III. Renovators must keep records of delivery for three years.


The law does NOT apply to:

  • housing built after 1977;
  • renovations in areas and apartments certified free of lead paint by a federally certified lead paint inspector;
  • studio and efficiency apartments;
  • housing intended for the elderly or disabled where it is not anticipated that young children will be living;
  • emergency renovations required by sudden, unexpected events such as flood or fire which pose a health threat or significant property damage if immediate action is not taken.

The pamphlet which must be distributed is entitled Protecting Your Family from Lead in Your Home. It is published by the US government; a single copy in English or Spanish can be obtained at no cost from the National Lead Information Clearinghouse at 1-800-424-LEAD. Photocopies of this pamphlet are acceptable, provided the text and graphics are reproduced in full.

Multiple copies of the printed pamphlet may be obtained for a fee from the Government National Printing office by phone at (202) 512-1800 or fax (202) 512-2233 or by writing to the Superintendent of Documents at P.O.Box 371954, Pittsburgh, PA 15250-7954. Identify the document by name and/or by its Government Printing Office (GPO) stock number 055-000-00507-9.

If you wish to present your own version of the pamphlet, it must first be approved by EPA.

The Requirements for Hazard Education Before Renovation of Target Housing clearly imposes new responsibilities on housing cooperatives and condominiums built prior to 1978 and for their management firms.

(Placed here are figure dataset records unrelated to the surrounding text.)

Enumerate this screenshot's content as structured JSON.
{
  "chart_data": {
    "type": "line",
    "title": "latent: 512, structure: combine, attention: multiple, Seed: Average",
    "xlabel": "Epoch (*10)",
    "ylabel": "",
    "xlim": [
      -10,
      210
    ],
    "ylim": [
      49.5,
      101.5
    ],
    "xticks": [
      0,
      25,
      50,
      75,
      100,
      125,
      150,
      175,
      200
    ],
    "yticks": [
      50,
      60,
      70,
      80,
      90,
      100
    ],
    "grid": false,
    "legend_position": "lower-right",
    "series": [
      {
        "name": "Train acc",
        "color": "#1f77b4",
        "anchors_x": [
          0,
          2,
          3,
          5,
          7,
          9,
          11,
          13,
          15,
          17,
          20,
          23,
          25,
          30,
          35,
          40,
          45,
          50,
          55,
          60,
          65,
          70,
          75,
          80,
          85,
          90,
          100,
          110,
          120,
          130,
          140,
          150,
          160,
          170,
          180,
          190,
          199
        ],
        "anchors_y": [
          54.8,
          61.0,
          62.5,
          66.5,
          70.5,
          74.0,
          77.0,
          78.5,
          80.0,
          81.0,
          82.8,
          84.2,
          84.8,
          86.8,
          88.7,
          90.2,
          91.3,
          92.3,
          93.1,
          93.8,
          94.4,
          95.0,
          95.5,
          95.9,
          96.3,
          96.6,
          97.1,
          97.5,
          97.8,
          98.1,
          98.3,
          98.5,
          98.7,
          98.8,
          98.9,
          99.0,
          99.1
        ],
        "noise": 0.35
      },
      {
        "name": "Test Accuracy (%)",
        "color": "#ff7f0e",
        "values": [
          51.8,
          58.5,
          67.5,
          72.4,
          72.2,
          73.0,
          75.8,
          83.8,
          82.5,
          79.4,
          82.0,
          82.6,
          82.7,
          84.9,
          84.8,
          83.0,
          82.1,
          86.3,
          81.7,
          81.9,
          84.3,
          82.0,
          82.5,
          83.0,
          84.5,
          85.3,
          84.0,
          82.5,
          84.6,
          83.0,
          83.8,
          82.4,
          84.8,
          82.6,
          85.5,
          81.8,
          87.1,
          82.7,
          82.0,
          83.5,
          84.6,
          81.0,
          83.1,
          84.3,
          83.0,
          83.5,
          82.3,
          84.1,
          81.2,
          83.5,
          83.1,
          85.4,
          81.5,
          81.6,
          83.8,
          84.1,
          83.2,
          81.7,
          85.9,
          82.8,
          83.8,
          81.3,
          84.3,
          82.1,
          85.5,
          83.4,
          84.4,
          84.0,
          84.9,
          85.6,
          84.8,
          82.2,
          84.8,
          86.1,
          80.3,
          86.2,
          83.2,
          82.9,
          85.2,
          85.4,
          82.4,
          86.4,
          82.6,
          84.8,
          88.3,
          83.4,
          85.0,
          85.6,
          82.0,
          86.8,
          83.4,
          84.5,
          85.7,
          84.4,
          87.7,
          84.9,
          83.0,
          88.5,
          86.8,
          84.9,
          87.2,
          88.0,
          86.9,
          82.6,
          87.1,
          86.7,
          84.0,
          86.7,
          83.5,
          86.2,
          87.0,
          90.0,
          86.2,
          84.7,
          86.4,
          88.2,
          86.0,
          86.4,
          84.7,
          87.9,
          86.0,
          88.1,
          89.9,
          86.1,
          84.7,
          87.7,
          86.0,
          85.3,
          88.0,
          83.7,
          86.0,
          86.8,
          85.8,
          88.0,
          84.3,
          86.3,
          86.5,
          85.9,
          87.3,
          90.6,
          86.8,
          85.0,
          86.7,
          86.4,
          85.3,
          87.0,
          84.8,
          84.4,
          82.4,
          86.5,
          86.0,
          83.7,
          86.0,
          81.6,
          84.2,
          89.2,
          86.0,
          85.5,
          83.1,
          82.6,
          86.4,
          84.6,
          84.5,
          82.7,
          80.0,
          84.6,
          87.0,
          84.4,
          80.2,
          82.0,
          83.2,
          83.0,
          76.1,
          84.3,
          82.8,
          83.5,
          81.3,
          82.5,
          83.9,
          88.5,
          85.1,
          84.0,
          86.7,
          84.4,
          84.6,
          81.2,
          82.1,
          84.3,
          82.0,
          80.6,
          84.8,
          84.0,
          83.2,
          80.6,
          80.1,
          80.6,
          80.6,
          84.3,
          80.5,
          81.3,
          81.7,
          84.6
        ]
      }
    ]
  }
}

Because the “renovations” affected by this rule include some activities which have not heretofore been subject to board permission or to alteration agreements (e.g., painting when sanding and scraping take place or minor repairs that affect more than two square feet of painted surface) decisions will have to be made concerning the extent of board responsibility for verifying that contractors, particularly painters, provide requisite documentation to apartment owners. At a minimum:

  • Building staff must be advised of the new regulations so that “renovations” are not performed without proper notice.
  • Apartment residents must be made aware of the new requirements.

Because the cooperative or condominium itself will be considered the “renovator” when building staff and/or regular contractors who perform repair work, procedures should be established that ensure compliance with the regulations when work that may fall under the EPA rules is performed in the building:

  • a supply of pamphlets should be ordered and forms should be devised for staff use acknowledging receipt of the pamphlet by the apartment resident.
  • a system should be established to coordinate records relating to lead within the building.
    Many banks also require lead based paint maintenance programs for pre-1978 buildings that seek to refinance their mortgages, including the designation of a lead paint coordinator to maintain appropriate records and ensure deliver of appropriate forms and reports.

As the Federal government implements this program of education about the hazards of lead based paint, the City Council is working on legislation to ensure that buildings are well maintained so that children under the age of six are not subject to the disastrous results of ingesting lead based paint chips. Proposed legislation is considering standards for lead safety, including air quality criteria, inspection schedules, notification requirements, and the obligation to swiftly and safely abate peeling and chipping painted surfaces where lead based paint may be present.

Because New York City outlawed the sale of lead based paint in 1960, the proposals assume that dwellings erected prior to January 1, 1960, will contain lead based paint, unless proof is presented by qualified authorities that the dwelling is lead free.